Empujo la moneda en la ranura, tiró hacia atrás de la palanca, y esperó a que los giroscopios se parasen para mostrar las tres figuras. —¡Qué mala suerte, dos llaves de coche y una fresa, casi te sale el premio grande! —grito exaltado el contrahecho compañero de viaje, mientras la excitación le hacía salivar de tal manera, qué roció por completo la cara de Miguel—. ¡Mete la otra, juega la que te queda que esa es la moneda de la suerte!

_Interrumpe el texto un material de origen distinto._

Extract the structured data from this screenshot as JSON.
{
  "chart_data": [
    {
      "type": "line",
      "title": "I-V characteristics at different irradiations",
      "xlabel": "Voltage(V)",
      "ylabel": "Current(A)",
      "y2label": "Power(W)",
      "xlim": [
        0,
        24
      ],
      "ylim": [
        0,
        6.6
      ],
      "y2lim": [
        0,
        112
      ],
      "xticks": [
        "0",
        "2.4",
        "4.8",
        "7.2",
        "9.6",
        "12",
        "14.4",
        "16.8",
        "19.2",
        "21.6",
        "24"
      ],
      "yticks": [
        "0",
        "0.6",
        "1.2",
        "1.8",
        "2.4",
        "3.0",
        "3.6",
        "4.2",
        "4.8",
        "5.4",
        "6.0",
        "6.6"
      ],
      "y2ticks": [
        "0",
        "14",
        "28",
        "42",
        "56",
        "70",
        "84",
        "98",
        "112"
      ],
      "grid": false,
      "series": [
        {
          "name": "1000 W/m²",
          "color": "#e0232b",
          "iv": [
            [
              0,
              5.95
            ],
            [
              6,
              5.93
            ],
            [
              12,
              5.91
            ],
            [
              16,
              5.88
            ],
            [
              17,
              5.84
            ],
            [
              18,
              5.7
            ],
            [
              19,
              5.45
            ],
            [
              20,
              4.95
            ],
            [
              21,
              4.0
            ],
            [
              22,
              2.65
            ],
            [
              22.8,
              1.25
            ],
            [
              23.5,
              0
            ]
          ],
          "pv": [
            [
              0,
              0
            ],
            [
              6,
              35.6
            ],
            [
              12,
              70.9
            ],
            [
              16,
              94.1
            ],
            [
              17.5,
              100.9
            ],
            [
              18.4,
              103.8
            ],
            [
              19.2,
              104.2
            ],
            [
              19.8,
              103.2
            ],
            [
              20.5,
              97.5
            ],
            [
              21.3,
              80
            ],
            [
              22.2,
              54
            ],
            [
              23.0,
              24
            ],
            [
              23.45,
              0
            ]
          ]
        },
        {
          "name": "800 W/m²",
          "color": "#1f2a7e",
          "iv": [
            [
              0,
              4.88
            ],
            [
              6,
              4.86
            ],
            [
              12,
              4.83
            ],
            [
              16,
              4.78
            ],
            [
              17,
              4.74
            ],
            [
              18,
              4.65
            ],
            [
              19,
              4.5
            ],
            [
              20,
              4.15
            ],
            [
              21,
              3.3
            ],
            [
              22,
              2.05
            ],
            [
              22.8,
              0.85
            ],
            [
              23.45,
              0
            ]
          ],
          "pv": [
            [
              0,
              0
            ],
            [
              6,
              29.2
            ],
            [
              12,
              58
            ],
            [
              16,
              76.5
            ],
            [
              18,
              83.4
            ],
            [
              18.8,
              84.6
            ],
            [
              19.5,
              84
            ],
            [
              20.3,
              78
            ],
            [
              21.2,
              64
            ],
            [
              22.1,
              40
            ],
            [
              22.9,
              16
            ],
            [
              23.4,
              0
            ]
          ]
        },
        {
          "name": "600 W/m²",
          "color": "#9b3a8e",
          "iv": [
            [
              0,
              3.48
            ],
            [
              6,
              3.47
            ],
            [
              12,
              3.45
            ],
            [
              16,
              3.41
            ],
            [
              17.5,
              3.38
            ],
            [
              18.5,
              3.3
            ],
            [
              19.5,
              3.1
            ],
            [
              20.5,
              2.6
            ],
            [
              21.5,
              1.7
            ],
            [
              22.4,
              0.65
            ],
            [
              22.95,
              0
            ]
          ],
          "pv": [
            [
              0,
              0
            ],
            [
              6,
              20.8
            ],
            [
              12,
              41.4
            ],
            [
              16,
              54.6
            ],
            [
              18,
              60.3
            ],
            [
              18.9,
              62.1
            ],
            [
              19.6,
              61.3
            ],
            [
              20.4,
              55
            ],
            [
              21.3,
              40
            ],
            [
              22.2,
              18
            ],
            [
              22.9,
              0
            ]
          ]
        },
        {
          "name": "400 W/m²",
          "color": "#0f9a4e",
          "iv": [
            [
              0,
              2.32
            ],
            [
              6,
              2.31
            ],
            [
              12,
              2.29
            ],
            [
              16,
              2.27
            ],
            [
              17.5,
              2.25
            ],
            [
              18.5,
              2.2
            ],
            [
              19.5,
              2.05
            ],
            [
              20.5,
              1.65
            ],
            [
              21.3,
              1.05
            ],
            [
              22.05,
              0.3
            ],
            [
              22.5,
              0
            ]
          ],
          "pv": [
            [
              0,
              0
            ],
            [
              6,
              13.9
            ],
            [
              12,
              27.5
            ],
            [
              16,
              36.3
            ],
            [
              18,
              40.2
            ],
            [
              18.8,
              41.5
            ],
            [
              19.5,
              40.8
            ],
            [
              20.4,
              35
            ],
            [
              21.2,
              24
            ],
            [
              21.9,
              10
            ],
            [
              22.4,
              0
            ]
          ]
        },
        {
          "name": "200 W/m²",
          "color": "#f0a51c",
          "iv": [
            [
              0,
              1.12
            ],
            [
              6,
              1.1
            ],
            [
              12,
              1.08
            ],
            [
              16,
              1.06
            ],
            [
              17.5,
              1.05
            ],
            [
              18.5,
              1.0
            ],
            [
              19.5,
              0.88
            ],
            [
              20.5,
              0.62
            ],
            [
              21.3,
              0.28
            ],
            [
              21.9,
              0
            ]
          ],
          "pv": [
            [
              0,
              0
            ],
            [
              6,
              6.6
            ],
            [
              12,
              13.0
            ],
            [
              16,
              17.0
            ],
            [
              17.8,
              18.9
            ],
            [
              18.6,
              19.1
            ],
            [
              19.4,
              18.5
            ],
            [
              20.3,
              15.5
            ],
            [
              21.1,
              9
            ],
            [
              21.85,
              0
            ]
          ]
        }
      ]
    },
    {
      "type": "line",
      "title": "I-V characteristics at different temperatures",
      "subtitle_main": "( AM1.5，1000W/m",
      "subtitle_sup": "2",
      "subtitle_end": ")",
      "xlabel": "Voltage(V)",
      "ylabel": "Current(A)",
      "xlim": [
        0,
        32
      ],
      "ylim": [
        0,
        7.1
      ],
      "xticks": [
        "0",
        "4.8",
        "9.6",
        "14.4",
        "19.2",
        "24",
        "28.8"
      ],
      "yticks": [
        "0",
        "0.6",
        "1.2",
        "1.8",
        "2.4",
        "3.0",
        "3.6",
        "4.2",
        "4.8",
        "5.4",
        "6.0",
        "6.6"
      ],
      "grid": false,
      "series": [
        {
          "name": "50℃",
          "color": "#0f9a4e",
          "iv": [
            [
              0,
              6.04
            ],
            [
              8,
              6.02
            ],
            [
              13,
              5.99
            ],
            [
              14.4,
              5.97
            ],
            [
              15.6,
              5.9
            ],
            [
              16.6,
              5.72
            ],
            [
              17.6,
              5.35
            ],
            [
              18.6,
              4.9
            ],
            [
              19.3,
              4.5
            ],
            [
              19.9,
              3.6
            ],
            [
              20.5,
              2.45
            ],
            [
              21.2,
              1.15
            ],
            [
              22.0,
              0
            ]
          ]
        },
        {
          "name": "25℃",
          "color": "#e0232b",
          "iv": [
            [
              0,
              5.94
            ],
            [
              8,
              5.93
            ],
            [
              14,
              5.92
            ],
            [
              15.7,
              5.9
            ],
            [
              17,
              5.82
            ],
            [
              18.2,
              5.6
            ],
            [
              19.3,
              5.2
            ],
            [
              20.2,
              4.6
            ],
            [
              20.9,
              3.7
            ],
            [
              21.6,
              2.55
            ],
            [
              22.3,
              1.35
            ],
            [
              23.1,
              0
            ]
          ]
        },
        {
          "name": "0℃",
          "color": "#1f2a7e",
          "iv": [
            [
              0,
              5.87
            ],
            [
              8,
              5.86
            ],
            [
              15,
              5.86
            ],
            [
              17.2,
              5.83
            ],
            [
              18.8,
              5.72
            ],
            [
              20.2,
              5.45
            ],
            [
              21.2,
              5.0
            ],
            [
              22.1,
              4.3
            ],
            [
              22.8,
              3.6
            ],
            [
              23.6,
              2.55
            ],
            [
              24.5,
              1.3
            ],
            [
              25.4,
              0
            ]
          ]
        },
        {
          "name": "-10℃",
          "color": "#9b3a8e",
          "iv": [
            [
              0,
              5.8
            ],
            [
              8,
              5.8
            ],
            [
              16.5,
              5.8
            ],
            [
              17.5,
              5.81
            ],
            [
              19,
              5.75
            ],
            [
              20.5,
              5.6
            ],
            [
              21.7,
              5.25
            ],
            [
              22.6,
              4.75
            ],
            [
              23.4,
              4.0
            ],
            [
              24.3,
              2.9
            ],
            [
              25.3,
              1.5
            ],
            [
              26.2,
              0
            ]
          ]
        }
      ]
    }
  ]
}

Bisbiseando una especie de invocación a la suerte, Miguel Miralles dejó caer la moneda y cerró los ojos, mientras la musiquilla alegre acompañaba el giro de las figuras. Asustado por los chillidos de su acompañante, que repetía una y otra vez ”¡tres llaves, te han salido las tres llaves del coche. El mejor premio de la historia!”, contempló el visor en el que tres pequeños mandos en fila anunciaban la consecución del Gran Premio. —¿Pero cuál es el premio? —preguntó Miguel, que esperaba una riada de monedas y en cambio solo había oído como un pequeño mando rodaba en el tobogán de la suerte. —¿No lo ves? —contestó el otro—. Son las llaves del coche que te van a permitir salir de aquí e ir a donde te parezca: una vez que salgas de la carretera principal, solo tendrás que acelerar y acelerar mucho para volver a ese sitio del que hablabas.
Sin esperar ni un instante, Miguel se lanzó hacia la puerta de salida, buscando con la vista ese coche mágico que le devolvería a casa. Decepcionado al no ver ningún vehículo, se paró en medio de la calle buscando a su compañero, al que preguntó qué estaba ocurriendo. —Bueno, según me han explicado, para que yo me lleve la comisión, es necesario que el coche lo conduzca yo hasta la salida de la ciudad, para ti sería imposible encontrar el camino. Además yo sé dónde está aparcado.
Hizo un gesto como de resignación, y le indicó que le lanzara la llave. Miguel, que solo pensaba en la vuelta a casa, lanzó la llave hacia el chiquito, vió cómo estiraba el brazo, colocaba la mano en posición, y para su sorpresa, el mando atravesaba la palma y caía a un sumidero. —¿Pero qué…? —empezó a decir Miguel, cortándose en medio de la frase. —¿Qué de qué, imbécil? ¿Eres asturiano y no sabes reconocer con quién estás enredando? ¿Nunca oíste hablar de El Trasgu? —Bueno, sí, algo...—respondió dubitativo Miralles—, pero… —¿No sabes que somos juguetones, un poco derrochadores, que nos va el lío, la juerga, y que para quitarnos del vicio de las tragaperras y de acumular el dinero, tenemos este enorme agujero en la palma de la mano? —añadió mostrando las palmas de la mano abiertas, de tal forma que podía verse perfectamente el enorme boquete en el centro. El Trasgu se colocó lateralmente el estrafalario gorro picudo que le adornaba, dio dos o tres saltos hacia atrás y hacia delante, le dedicó una serie de cortes de manga, y con una sonrisa maliciosa se despidió corriendo calle abajo hacia uno de los casinos que tanto parecían llamarle la atención. —Si uno no controla el juego, es parte de él —gritó antes de doblar la esquina y perderse definitivamente en la noche, dejando a Miguel Miralles en mitad de la calle, con cara de imbécil y preguntándose cuál sería el siguiente movimiento en este juego sobre el que no tenía ningún control.